ELIAS PINO ITURRIETA
La existencia de una hermandad venezolano-colombiana se ha divulgado hasta la fatiga, pero no tiene asidero en la realidad. Estamos ante dos sociedades que han hecho su historia de manera diversa desde tiempos coloniales. Los límites establecidos por la monarquía obligaron al desarrollo de vidas distintas, y en ocasiones contrapuestas, que se juntaron fugazmente durante las guerras de Independencia para volver después cada una a soldar el particular rompecabezas a su manera. La vecindad impuesta por la geografía, pero también la retórica de los políticos que prefieren la fantasía de la fraternidad al río revuelto de dos sensibilidades que no congenian sino a ratos, han insistido en la imagen de unos hombres buenos y sensatos de aquí y de allá que solo procuran la colaboración recíproca. Pero se trata de mundos distintos que están dispuestos, cuando la ocasión lo permite, a mostrar los rasgos firmes de su peculiaridad.
Mientras no se acepte y respete esta disparidad de sensibilidades, no se entenderá la relación de las dos repúblicas, ni se aplicarán las mañas adecuadas para hacer que funcione el vínculo dentro de una auspiciosa normalidad. Las diferencias se han disfrazado en los discursos de la solidaridad recíproca que cada cierto tiempo pronuncian los presidentes de turno, para que se corra una vieja arruga que no es susceptible de cirugía estética y que se impone sobre el maquillaje. Quizá las reláficas de Chávez sobre la sociedad colombiana sirvan para ilustrar el punto. Así solo nos metemos con los lunares de nuestra latitud, sin detenernos en el rostro del otro.
Chávez no ahorró saliva en la divulgación del profundo afecto que sentíamos, él en la vanguardia y más atrás el resto de sus gobernados, por Colombia y por sus habitantes. Daban gusto sus vocablos inflados de amor y aun de veneración, sus frases de cariño integracionista, no en balde continuaban una florida tradición de requiebros estériles.
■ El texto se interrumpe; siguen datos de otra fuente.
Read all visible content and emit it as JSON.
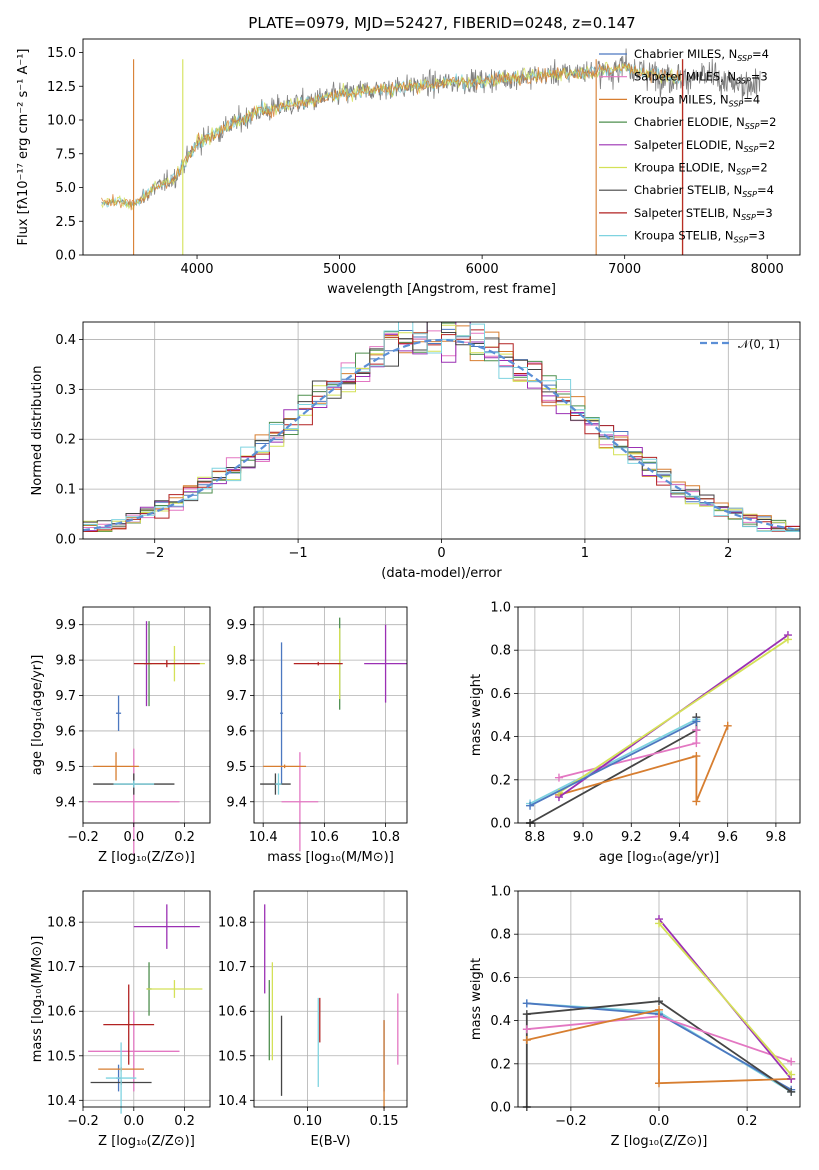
{
  "figure": {
    "title": "PLATE=0979, MJD=52427, FIBERID=0248, z=0.147"
  },
  "colors": {
    "spectrum_data": "#808080",
    "chabrier_miles": "#4c78c0",
    "salpeter_miles": "#e377c2",
    "kroupa_miles": "#d77e30",
    "chabrier_elodie": "#4e8f4e",
    "salpeter_elodie": "#9b30b4",
    "kroupa_elodie": "#d4e157",
    "chabrier_stelib": "#454545",
    "salpeter_stelib": "#b22222",
    "kroupa_stelib": "#7fd3e0",
    "gaussian": "#5b8fd6",
    "grid": "#b0b0b0"
  },
  "legend_models": [
    {
      "key": "chabrier_miles",
      "label": "Chabrier MILES, N",
      "sub": "SSP",
      "val": "=4"
    },
    {
      "key": "salpeter_miles",
      "label": "Salpeter MILES, N",
      "sub": "SSP",
      "val": "=3"
    },
    {
      "key": "kroupa_miles",
      "label": "Kroupa MILES, N",
      "sub": "SSP",
      "val": "=4"
    },
    {
      "key": "chabrier_elodie",
      "label": "Chabrier ELODIE, N",
      "sub": "SSP",
      "val": "=2"
    },
    {
      "key": "salpeter_elodie",
      "label": "Salpeter ELODIE, N",
      "sub": "SSP",
      "val": "=2"
    },
    {
      "key": "kroupa_elodie",
      "label": "Kroupa ELODIE, N",
      "sub": "SSP",
      "val": "=2"
    },
    {
      "key": "chabrier_stelib",
      "label": "Chabrier STELIB, N",
      "sub": "SSP",
      "val": "=4"
    },
    {
      "key": "salpeter_stelib",
      "label": "Salpeter STELIB, N",
      "sub": "SSP",
      "val": "=3"
    },
    {
      "key": "kroupa_stelib",
      "label": "Kroupa STELIB, N",
      "sub": "SSP",
      "val": "=3"
    }
  ],
  "chart_data": [
    {
      "id": "spectrum",
      "type": "line",
      "xlabel": "wavelength [Angstrom, rest frame]",
      "ylabel": "Flux [fλ10⁻¹⁷ erg cm⁻² s⁻¹ A⁻¹]",
      "xlim": [
        3200,
        8230
      ],
      "ylim": [
        0,
        16
      ],
      "xticks": [
        4000,
        5000,
        6000,
        7000,
        8000
      ],
      "yticks": [
        0.0,
        2.5,
        5.0,
        7.5,
        10.0,
        12.5,
        15.0
      ],
      "ytick_labels": [
        "0.0",
        "2.5",
        "5.0",
        "7.5",
        "10.0",
        "12.5",
        "15.0"
      ],
      "data_anchor_points": {
        "wavelength": [
          3330,
          3450,
          3550,
          3700,
          3850,
          4000,
          4200,
          4400,
          4600,
          4800,
          5000,
          5200,
          5400,
          5600,
          5800,
          6000,
          6200,
          6400,
          6600,
          6800,
          7000,
          7200,
          7400,
          7600,
          7800,
          7950
        ],
        "flux": [
          3.8,
          4.0,
          3.7,
          4.9,
          5.8,
          8.3,
          9.4,
          10.5,
          11.0,
          11.4,
          11.9,
          12.2,
          12.4,
          12.6,
          12.8,
          12.9,
          13.1,
          13.3,
          13.5,
          13.6,
          13.9,
          13.4,
          13.1,
          13.2,
          12.5,
          12.9
        ]
      },
      "model_range": [
        3330,
        7400
      ],
      "grid": false,
      "legend_placement": "right"
    },
    {
      "id": "residual-hist",
      "type": "line",
      "xlabel": "(data-model)/error",
      "ylabel": "Normed distribution",
      "xlim": [
        -2.5,
        2.5
      ],
      "ylim": [
        0,
        0.435
      ],
      "xticks": [
        -2,
        -1,
        0,
        1,
        2
      ],
      "xtick_labels": [
        "−2",
        "−1",
        "0",
        "1",
        "2"
      ],
      "yticks": [
        0.0,
        0.1,
        0.2,
        0.3,
        0.4
      ],
      "ytick_labels": [
        "0.0",
        "0.1",
        "0.2",
        "0.3",
        "0.4"
      ],
      "bin_width": 0.1,
      "gaussian_label": "𝒩(0, 1)",
      "grid": true,
      "legend_placement": "top-right"
    },
    {
      "id": "age-vs-z",
      "type": "scatter",
      "xlabel": "Z [log₁₀(Z/Z⊙)]",
      "ylabel": "age  [log₁₀(age/yr)]",
      "xlim": [
        -0.2,
        0.3
      ],
      "ylim": [
        9.34,
        9.95
      ],
      "xticks": [
        -0.2,
        0.0,
        0.2
      ],
      "xtick_labels": [
        "−0.2",
        "0.0",
        "0.2"
      ],
      "yticks": [
        9.4,
        9.5,
        9.6,
        9.7,
        9.8,
        9.9
      ],
      "ytick_labels": [
        "9.4",
        "9.5",
        "9.6",
        "9.7",
        "9.8",
        "9.9"
      ],
      "points": [
        {
          "key": "chabrier_miles",
          "x": -0.06,
          "y": 9.65,
          "xerr": 0.01,
          "yerr": 0.05
        },
        {
          "key": "salpeter_miles",
          "x": 0.0,
          "y": 9.4,
          "xerr": 0.18,
          "yerr": 0.15
        },
        {
          "key": "kroupa_miles",
          "x": -0.07,
          "y": 9.5,
          "xerr": 0.09,
          "yerr": 0.04
        },
        {
          "key": "chabrier_elodie",
          "x": 0.06,
          "y": 9.79,
          "xerr": 0.01,
          "yerr": 0.12
        },
        {
          "key": "salpeter_elodie",
          "x": 0.05,
          "y": 9.79,
          "xerr": 0.01,
          "yerr": 0.12
        },
        {
          "key": "kroupa_elodie",
          "x": 0.16,
          "y": 9.79,
          "xerr": 0.12,
          "yerr": 0.05
        },
        {
          "key": "chabrier_stelib",
          "x": 0.0,
          "y": 9.45,
          "xerr": 0.16,
          "yerr": 0.03
        },
        {
          "key": "salpeter_stelib",
          "x": 0.13,
          "y": 9.79,
          "xerr": 0.13,
          "yerr": 0.01
        },
        {
          "key": "kroupa_stelib",
          "x": 0.0,
          "y": 9.45,
          "xerr": 0.08,
          "yerr": 0.01
        }
      ],
      "grid": true
    },
    {
      "id": "age-vs-mass",
      "type": "scatter",
      "xlabel": "mass [log₁₀(M/M⊙)]",
      "ylabel": "",
      "xlim": [
        10.37,
        10.87
      ],
      "ylim": [
        9.34,
        9.95
      ],
      "xticks": [
        10.4,
        10.6,
        10.8
      ],
      "xtick_labels": [
        "10.4",
        "10.6",
        "10.8"
      ],
      "yticks": [
        9.4,
        9.5,
        9.6,
        9.7,
        9.8,
        9.9
      ],
      "ytick_labels": [
        "9.4",
        "9.5",
        "9.6",
        "9.7",
        "9.8",
        "9.9"
      ],
      "points": [
        {
          "key": "chabrier_miles",
          "x": 10.46,
          "y": 9.65,
          "xerr": 0.005,
          "yerr": 0.2
        },
        {
          "key": "salpeter_miles",
          "x": 10.52,
          "y": 9.4,
          "xerr": 0.06,
          "yerr": 0.14
        },
        {
          "key": "kroupa_miles",
          "x": 10.47,
          "y": 9.5,
          "xerr": 0.07,
          "yerr": 0.005
        },
        {
          "key": "chabrier_elodie",
          "x": 10.65,
          "y": 9.79,
          "xerr": 0.005,
          "yerr": 0.13
        },
        {
          "key": "salpeter_elodie",
          "x": 10.8,
          "y": 9.79,
          "xerr": 0.07,
          "yerr": 0.11
        },
        {
          "key": "kroupa_elodie",
          "x": 10.65,
          "y": 9.79,
          "xerr": 0.005,
          "yerr": 0.1
        },
        {
          "key": "chabrier_stelib",
          "x": 10.44,
          "y": 9.45,
          "xerr": 0.05,
          "yerr": 0.03
        },
        {
          "key": "salpeter_stelib",
          "x": 10.58,
          "y": 9.79,
          "xerr": 0.08,
          "yerr": 0.005
        },
        {
          "key": "kroupa_stelib",
          "x": 10.45,
          "y": 9.45,
          "xerr": 0.01,
          "yerr": 0.03
        }
      ],
      "grid": true
    },
    {
      "id": "weight-vs-age",
      "type": "line",
      "xlabel": "age  [log₁₀(age/yr)]",
      "ylabel": "mass weight",
      "xlim": [
        8.73,
        9.9
      ],
      "ylim": [
        0,
        1
      ],
      "xticks": [
        8.8,
        9.0,
        9.2,
        9.4,
        9.6,
        9.8
      ],
      "xtick_labels": [
        "8.8",
        "9.0",
        "9.2",
        "9.4",
        "9.6",
        "9.8"
      ],
      "yticks": [
        0.0,
        0.2,
        0.4,
        0.6,
        0.8,
        1.0
      ],
      "ytick_labels": [
        "0.0",
        "0.2",
        "0.4",
        "0.6",
        "0.8",
        "1.0"
      ],
      "series": [
        {
          "key": "kroupa_stelib",
          "x": [
            8.78,
            9.47
          ],
          "y": [
            0.09,
            0.48
          ]
        },
        {
          "key": "chabrier_stelib",
          "x": [
            8.78,
            8.78,
            9.47,
            9.47
          ],
          "y": [
            0.0,
            0.0,
            0.43,
            0.49
          ]
        },
        {
          "key": "salpeter_miles",
          "x": [
            8.9,
            9.47,
            9.47
          ],
          "y": [
            0.21,
            0.37,
            0.43
          ]
        },
        {
          "key": "kroupa_miles",
          "x": [
            8.9,
            9.47,
            9.47,
            9.6
          ],
          "y": [
            0.13,
            0.31,
            0.1,
            0.45
          ]
        },
        {
          "key": "salpeter_elodie",
          "x": [
            8.9,
            9.85
          ],
          "y": [
            0.12,
            0.87
          ]
        },
        {
          "key": "kroupa_elodie",
          "x": [
            8.9,
            9.85
          ],
          "y": [
            0.14,
            0.85
          ]
        },
        {
          "key": "chabrier_miles",
          "x": [
            8.78,
            9.47
          ],
          "y": [
            0.08,
            0.47
          ]
        }
      ],
      "grid": true
    },
    {
      "id": "mass-vs-z",
      "type": "scatter",
      "xlabel": "Z [log₁₀(Z/Z⊙)]",
      "ylabel": "mass [log₁₀(M/M⊙)]",
      "xlim": [
        -0.2,
        0.3
      ],
      "ylim": [
        10.385,
        10.87
      ],
      "xticks": [
        -0.2,
        0.0,
        0.2
      ],
      "xtick_labels": [
        "−0.2",
        "0.0",
        "0.2"
      ],
      "yticks": [
        10.4,
        10.5,
        10.6,
        10.7,
        10.8
      ],
      "ytick_labels": [
        "10.4",
        "10.5",
        "10.6",
        "10.7",
        "10.8"
      ],
      "points": [
        {
          "key": "chabrier_miles",
          "x": -0.06,
          "y": 10.45,
          "xerr": 0.01,
          "yerr": 0.03
        },
        {
          "key": "salpeter_miles",
          "x": 0.0,
          "y": 10.51,
          "xerr": 0.18,
          "yerr": 0.09
        },
        {
          "key": "kroupa_miles",
          "x": -0.05,
          "y": 10.47,
          "xerr": 0.09,
          "yerr": 0.005
        },
        {
          "key": "chabrier_elodie",
          "x": 0.06,
          "y": 10.65,
          "xerr": 0.01,
          "yerr": 0.06
        },
        {
          "key": "salpeter_elodie",
          "x": 0.13,
          "y": 10.79,
          "xerr": 0.13,
          "yerr": 0.05
        },
        {
          "key": "kroupa_elodie",
          "x": 0.16,
          "y": 10.65,
          "xerr": 0.11,
          "yerr": 0.02
        },
        {
          "key": "chabrier_stelib",
          "x": -0.05,
          "y": 10.44,
          "xerr": 0.12,
          "yerr": 0.005
        },
        {
          "key": "salpeter_stelib",
          "x": -0.02,
          "y": 10.57,
          "xerr": 0.1,
          "yerr": 0.09
        },
        {
          "key": "kroupa_stelib",
          "x": -0.05,
          "y": 10.45,
          "xerr": 0.06,
          "yerr": 0.08
        }
      ],
      "grid": true
    },
    {
      "id": "mass-vs-ebv",
      "type": "scatter",
      "xlabel": "E(B-V)",
      "ylabel": "",
      "xlim": [
        0.065,
        0.165
      ],
      "ylim": [
        10.385,
        10.87
      ],
      "xticks": [
        0.1,
        0.15
      ],
      "xtick_labels": [
        "0.10",
        "0.15"
      ],
      "yticks": [
        10.4,
        10.5,
        10.6,
        10.7,
        10.8
      ],
      "ytick_labels": [
        "10.4",
        "10.5",
        "10.6",
        "10.7",
        "10.8"
      ],
      "points": [
        {
          "key": "chabrier_miles",
          "x": 0.15,
          "y": 10.5,
          "xerr": 0,
          "yerr": 0.08
        },
        {
          "key": "salpeter_miles",
          "x": 0.159,
          "y": 10.56,
          "xerr": 0,
          "yerr": 0.08
        },
        {
          "key": "kroupa_miles",
          "x": 0.15,
          "y": 10.48,
          "xerr": 0,
          "yerr": 0.1
        },
        {
          "key": "chabrier_elodie",
          "x": 0.075,
          "y": 10.58,
          "xerr": 0,
          "yerr": 0.09
        },
        {
          "key": "salpeter_elodie",
          "x": 0.072,
          "y": 10.74,
          "xerr": 0,
          "yerr": 0.1
        },
        {
          "key": "kroupa_elodie",
          "x": 0.077,
          "y": 10.6,
          "xerr": 0,
          "yerr": 0.11
        },
        {
          "key": "chabrier_stelib",
          "x": 0.083,
          "y": 10.5,
          "xerr": 0,
          "yerr": 0.09
        },
        {
          "key": "salpeter_stelib",
          "x": 0.108,
          "y": 10.58,
          "xerr": 0,
          "yerr": 0.05
        },
        {
          "key": "kroupa_stelib",
          "x": 0.107,
          "y": 10.53,
          "xerr": 0,
          "yerr": 0.1
        }
      ],
      "grid": true
    },
    {
      "id": "weight-vs-z",
      "type": "line",
      "xlabel": "Z [log₁₀(Z/Z⊙)]",
      "ylabel": "mass weight",
      "xlim": [
        -0.32,
        0.32
      ],
      "ylim": [
        0,
        1
      ],
      "xticks": [
        -0.2,
        0.0,
        0.2
      ],
      "xtick_labels": [
        "−0.2",
        "0.0",
        "0.2"
      ],
      "yticks": [
        0.0,
        0.2,
        0.4,
        0.6,
        0.8,
        1.0
      ],
      "ytick_labels": [
        "0.0",
        "0.2",
        "0.4",
        "0.6",
        "0.8",
        "1.0"
      ],
      "series": [
        {
          "key": "kroupa_stelib",
          "x": [
            -0.3,
            0.0,
            0.3
          ],
          "y": [
            0.48,
            0.44,
            0.07
          ]
        },
        {
          "key": "chabrier_miles",
          "x": [
            -0.3,
            0.0,
            0.3
          ],
          "y": [
            0.48,
            0.43,
            0.08
          ]
        },
        {
          "key": "chabrier_stelib",
          "x": [
            -0.3,
            -0.3,
            0.0,
            0.3
          ],
          "y": [
            0.0,
            0.43,
            0.49,
            0.07
          ]
        },
        {
          "key": "salpeter_miles",
          "x": [
            -0.3,
            0.0,
            0.3
          ],
          "y": [
            0.36,
            0.42,
            0.21
          ]
        },
        {
          "key": "kroupa_miles",
          "x": [
            -0.3,
            0.0,
            0.0,
            0.3
          ],
          "y": [
            0.31,
            0.45,
            0.11,
            0.13
          ]
        },
        {
          "key": "salpeter_elodie",
          "x": [
            0.0,
            0.3
          ],
          "y": [
            0.87,
            0.13
          ]
        },
        {
          "key": "kroupa_elodie",
          "x": [
            0.0,
            0.3
          ],
          "y": [
            0.85,
            0.15
          ]
        }
      ],
      "grid": true
    }
  ]
}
Apenas le faltó cantar bambucos en cadena nacional. Pero, a la vez, no perdía la oportunidad de despotricar contra el general Santander. Barría el suelo con el héroe de los colombianos, hasta el extremo de mentir sobre sus macabras intenciones para liquidar a un bienaventurado Bolívar a quien su “revolución” representaba y en cuyo nombre se permitía la licencia de insultar a un esforzado y fundamental patriota por cuyas ejecutorias se levantan estatuas y se sueltan loas en la otra ribera del Arauca vibrador. Tal vez no estemos solo ante una ambivalencia personal, sino también ante abismos y sentimientos disfrazados a conveniencia por buena parte de nuestra sociedad. Allá también se bate el cobre de la misma manera, para considerarnos de forma tendenciosa y altiva, pero ahora nos conformamos con mirar en nuestro espejo tras el simple afán de intentar la comprensión de un problema que está pasando de castaño a oscuro.
En esos desencuentros habitualmente solapados se encuentra la plataforma desde la cual ha lanzado el régimen de Maduro su ofensiva en la frontera tachirense. Una insistencia de disputas limítrofes y de la idea harto discutible de que desde la miseria colombiana se pretende medrar de nuestra bonanza le ha servido la mesa a las medidas impuestas en el Táchira para frenar lo que se ha presentado como una perjudicial presencia, de cuya erradicación depende la felicidad de los andinos y la salvación de la economía nacional. El plan parte de unos sentimientos previos, supuestamente compartidos por buena parte de la colectividad y gracias a los cuales puede inflamarse un nacionalismo que viene al pelo en un ambiente de vísperas electorales. Pero la embestida ha sido demasiado brutal, hasta el punto de despertar entre nosotros una reacción masiva de adhesión a los colombianos contra quienes se ha llevado a cabo lo que debe considerarse, sin paliativos, como una desmedida operación militar. Ha sido tan despiadada la conducta del oficialismo que permite, por primera vez desde tiempos coloniales, la revisión y la rectificación de un entendimiento de los vínculos entre la gente de las dos sociedades, de un sentimiento renuente a una entrega sin prevenciones, capaz de transitar hacia caminos prometedores de entendimiento distintos a los de antes.